I’d like to give you a sense of scale here. An individual McDonald’s restaurant brings in north of $3 million a year.
So DJT as a company does a bit less business than your neighborhood Mickey D’s. There’s a difference, though. Individual McDonald’s locations average somewhere around 15 percent profits annually.
DJT does . . . not.
In the third quarter of this year—just a three-month period—DJT lost $19 million. And this rate of spend is increasing. For all of 2023, DJT lost $33 million.
(2) So how does DJT have the money to buy a crypto exchange?

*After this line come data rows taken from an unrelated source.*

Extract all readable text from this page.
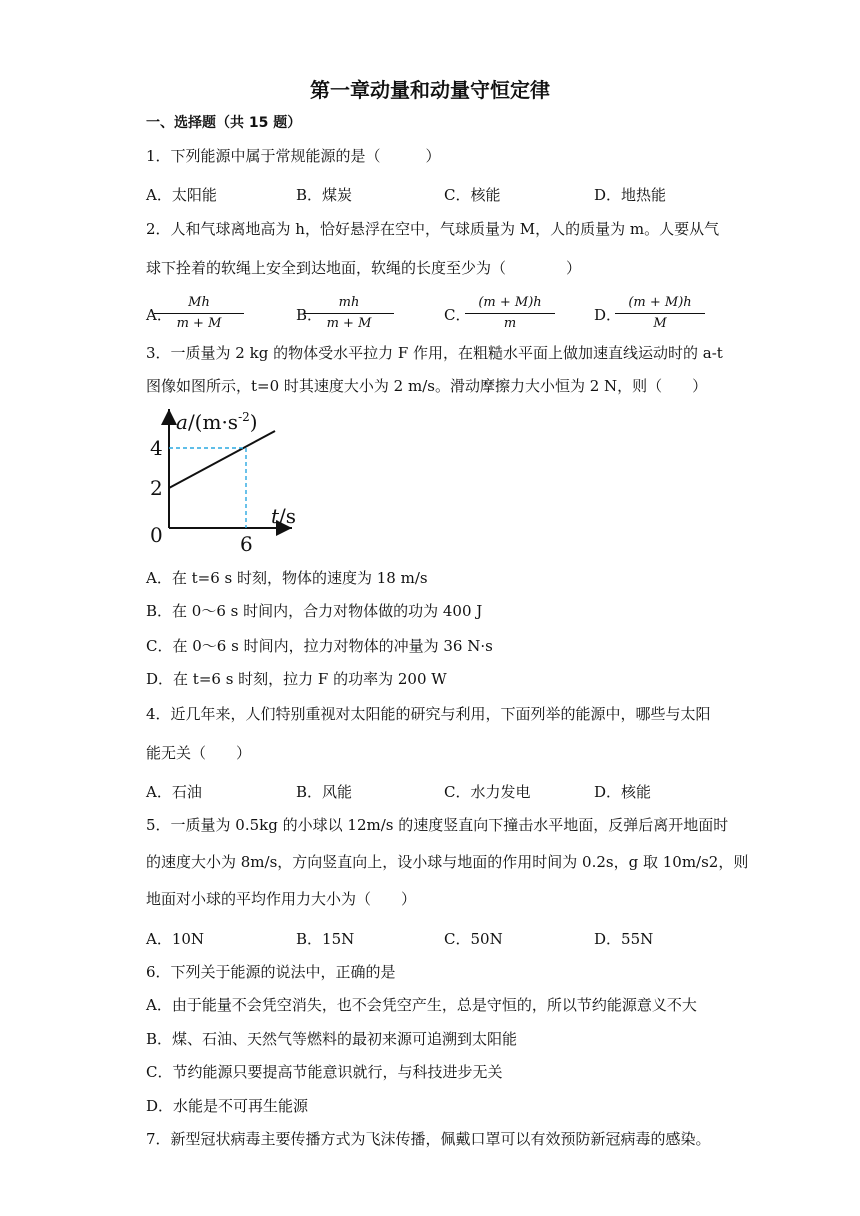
第一章动量和动量守恒定律
一、选择题（共 15 题）
1．下列能源中属于常规能源的是（　　　）
A．太阳能	B．煤炭	C．核能	D．地热能
2．人和气球离地高为 h，恰好悬浮在空中，气球质量为 M，人的质量为 m。人要从气
球下拴着的软绳上安全到达地面，软绳的长度至少为（　　　　）
A．
$\frac{Mh}{m + M}$	B．
$\frac{mh}{m + M}$	C．
$\frac{(m + M)h}{m}$	D．
$\frac{(m + M)h}{M}$
3．一质量为 2 kg 的物体受水平拉力 F 作用，在粗糙水平面上做加速直线运动时的 a-t
图像如图所示，t=0 时其速度大小为 2 m/s。滑动摩擦力大小恒为 2 N，则（　　）
$a/(m\cdot s^{-2})$
t/s
0
4
2
6
A．在 t=6 s 时刻，物体的速度为 18 m/s
B．在 0～6 s 时间内，合力对物体做的功为 400 J
C．在 0～6 s 时间内，拉力对物体的冲量为 36 N·s
D．在 t=6 s 时刻，拉力 F 的功率为 200 W
4．近几年来，人们特别重视对太阳能的研究与利用，下面列举的能源中，哪些与太阳
能无关（　　）
A．石油	B．风能	C．水力发电	D．核能
5．一质量为 0.5kg 的小球以 12m/s 的速度竖直向下撞击水平地面，反弹后离开地面时
的速度大小为 8m/s，方向竖直向上，设小球与地面的作用时间为 0.2s，g 取 10m/s2，则
地面对小球的平均作用力大小为（　　）
A．10N	B．15N	C．50N	D．55N
6．下列关于能源的说法中，正确的是
A．由于能量不会凭空消失，也不会凭空产生，总是守恒的，所以节约能源意义不大
B．煤、石油、天然气等燃料的最初来源可追溯到太阳能
C．节约能源只要提高节能意识就行，与科技进步无关
D．水能是不可再生能源
7．新型冠状病毒主要传播方式为飞沫传播，佩戴口罩可以有效预防新冠病毒的感染。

DJT is not a business. A business generates revenue through some economic activity—making widgets, giving massages, trading derivatives.

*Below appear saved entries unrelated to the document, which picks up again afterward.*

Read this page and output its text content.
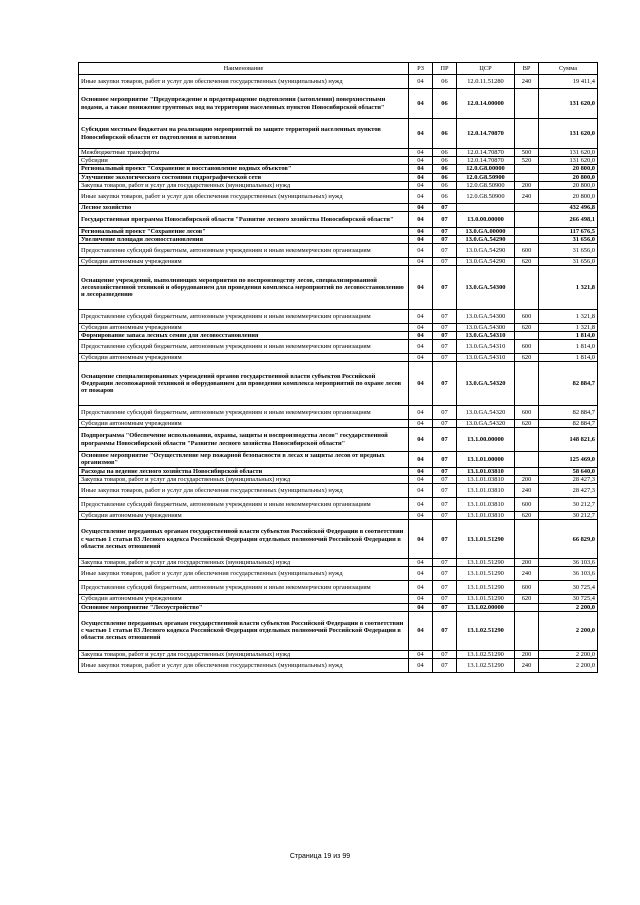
Наименование	РЗ	ПР	ЦСР	ВР	Сумма
Иные закупки товаров, работ и услуг для обеспечения государственных (муниципальных) нужд	04	06	12.0.11.51280	240	19 411,4
Основное мероприятие "Предупреждение и предотвращение подтопления (затопления) поверхностными водами, а также понижение грунтовых вод на территории населенных пунктов Новосибирской области"	04	06	12.0.14.00000		131 620,0
Субсидии местным бюджетам на реализацию мероприятий по защите территорий населенных пунктов Новосибирской области от подтопления и затопления	04	06	12.0.14.70870		131 620,0
Межбюджетные трансферты	04	06	12.0.14.70870	500	131 620,0
Субсидии	04	06	12.0.14.70870	520	131 620,0
Региональный проект "Сохранение и восстановление водных объектов"	04	06	12.0.G8.00000		20 800,0
Улучшение экологического состояния гидрографической сети	04	06	12.0.G8.50900		20 800,0
Закупка товаров, работ и услуг для государственных (муниципальных) нужд	04	06	12.0.G8.50900	200	20 800,0
Иные закупки товаров, работ и услуг для обеспечения государственных (муниципальных) нужд	04	06	12.0.G8.50900	240	20 800,0
Лесное хозяйство	04	07			432 496,8
Государственная программа Новосибирской области "Развитие лесного хозяйства Новосибирской области"	04	07	13.0.00.00000		266 498,1
Региональный проект "Сохранение лесов"	04	07	13.0.GA.00000		117 676,5
Увеличение площади лесовосстановления	04	07	13.0.GA.54290		31 656,0
Предоставление субсидий бюджетным, автономным учреждениям и иным некоммерческим организациям	04	07	13.0.GA.54290	600	31 656,0
Субсидии автономным учреждениям	04	07	13.0.GA.54290	620	31 656,0
Оснащение учреждений, выполняющих мероприятия по воспроизводству лесов, специализированной лесохозяйственной техникой и оборудованием для проведения комплекса мероприятий по лесовосстановлению и лесоразведению	04	07	13.0.GA.54300		1 321,8
Предоставление субсидий бюджетным, автономным учреждениям и иным некоммерческим организациям	04	07	13.0.GA.54300	600	1 321,8
Субсидии автономным учреждениям	04	07	13.0.GA.54300	620	1 321,8
Формирование запаса лесных семян для лесовосстановления	04	07	13.0.GA.54310		1 814,0
Предоставление субсидий бюджетным, автономным учреждениям и иным некоммерческим организациям	04	07	13.0.GA.54310	600	1 814,0
Субсидии автономным учреждениям	04	07	13.0.GA.54310	620	1 814,0
Оснащение специализированных учреждений органов государственной власти субъектов Российской Федерации лесопожарной техникой и оборудованием для проведения комплекса мероприятий по охране лесов от пожаров	04	07	13.0.GA.54320		82 884,7
Предоставление субсидий бюджетным, автономным учреждениям и иным некоммерческим организациям	04	07	13.0.GA.54320	600	82 884,7
Субсидии автономным учреждениям	04	07	13.0.GA.54320	620	82 884,7
Подпрограмма "Обеспечение использования, охраны, защиты и воспроизводства лесов" государственной программы Новосибирской области "Развитие лесного хозяйства Новосибирской области"	04	07	13.1.00.00000		148 821,6
Основное мероприятие "Осуществление мер пожарной безопасности в лесах и защиты лесов от вредных организмов"	04	07	13.1.01.00000		125 469,0
Расходы на ведение лесного хозяйства Новосибирской области	04	07	13.1.01.03810		58 640,0
Закупка товаров, работ и услуг для государственных (муниципальных) нужд	04	07	13.1.01.03810	200	28 427,3
Иные закупки товаров, работ и услуг для обеспечения государственных (муниципальных) нужд	04	07	13.1.01.03810	240	28 427,3
Предоставление субсидий бюджетным, автономным учреждениям и иным некоммерческим организациям	04	07	13.1.01.03810	600	30 212,7
Субсидии автономным учреждениям	04	07	13.1.01.03810	620	30 212,7
Осуществление переданных органам государственной власти субъектов Российской Федерации в соответствии с частью 1 статьи 83 Лесного кодекса Российской Федерации отдельных полномочий Российской Федерации в области лесных отношений	04	07	13.1.01.51290		66 829,0
Закупка товаров, работ и услуг для государственных (муниципальных) нужд	04	07	13.1.01.51290	200	36 103,6
Иные закупки товаров, работ и услуг для обеспечения государственных (муниципальных) нужд	04	07	13.1.01.51290	240	36 103,6
Предоставление субсидий бюджетным, автономным учреждениям и иным некоммерческим организациям	04	07	13.1.01.51290	600	30 725,4
Субсидии автономным учреждениям	04	07	13.1.01.51290	620	30 725,4
Основное мероприятие "Лесоустройство"	04	07	13.1.02.00000		2 200,0
Осуществление переданных органам государственной власти субъектов Российской Федерации в соответствии с частью 1 статьи 83 Лесного кодекса Российской Федерации отдельных полномочий Российской Федерации в области лесных отношений	04	07	13.1.02.51290		2 200,0
Закупка товаров, работ и услуг для государственных (муниципальных) нужд	04	07	13.1.02.51290	200	2 200,0
Иные закупки товаров, работ и услуг для обеспечения государственных (муниципальных) нужд	04	07	13.1.02.51290	240	2 200,0
Страница 19 из 99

The only meaningful economic activity DJT participates in is the issuance of shares in the company. I’d argue that DJT is best understood as a repository of value in the person of Donald Trump. There are three ways in which it functions:
A token for people who believe in Trump.
A vehicle for investors who speculate on the behavior of people who believe in Trump.
A mechanism for those seeking to funnel money to Trump as a means of influencing him.2
While these three functions are not businesses in the traditional sense, they have generated a great deal of money in the form of stock valuation.
The current market capitalization of DJT is $7.12b—that’s billion. Which gives DJT a P/E ratio of I’m sorry but I can’t stop laughing.
Only, it’s not a joke. With a $7.12b market cap, DJT has the ability to buy companies simply by paying with shares of its stock.
(3) Okay, so DJT is going to buy this crypto exchange by paying with shares of its stock. Why would DJT want to own a crypto exchange?
This is such a good question and I have an answer:
Crypto exchanges exist in a murky regulatory space. Some cryptocurrencies are considered by the government to be securities, and as such they fall under the jurisdiction of the SEC. Markets that function as clearinghouses for such crypto securities are similarly subject to SEC regs.
If a crypto exchange could guarantee that it would not be investigated by the SEC or become subject to any new SEC regulations, that would be a valuable asset.
Raise your hand if you think there is any chance—any chance at all—that under President Trump the SEC would dare to so much as look in the direction of a crypto exchange owned by DJT.
(4) Sure, but at least this crypto exchange was on the up-and-up pre-DJT purchase talks?
Buckle up: The crypto exchange in question is called Bakkt.
The FT writes that Bakkt, “which has struggled for profitability since its launch,” was created by Intercontinental Exchange (ICE), the company that owns the New York Stock Exchange, and that “still holds a 55 per cent economic interest” in Bakkt.
Bakkt’s first chief executive was Kelly Loeffler, a former head of marketing at ICE and a Republican ex-senator for Georgia during Trump’s first presidency. She is co-chair of the committee organising his inauguration in January. She is also married to Jeff Sprecher, ICE’s founder, chair and chief executive.
You may recall that in 2020, Kelly Loeffler was asked if Trump had ever done or said anything she disagreed with. Ever. She said no.
Or maybe you remember her ad comparing herself to Attila the Hun and bragging about a “100 percent Trump voting record.”
Loeffler is no longer at Bakkt, but her husband still owns the majority of the (failing) company.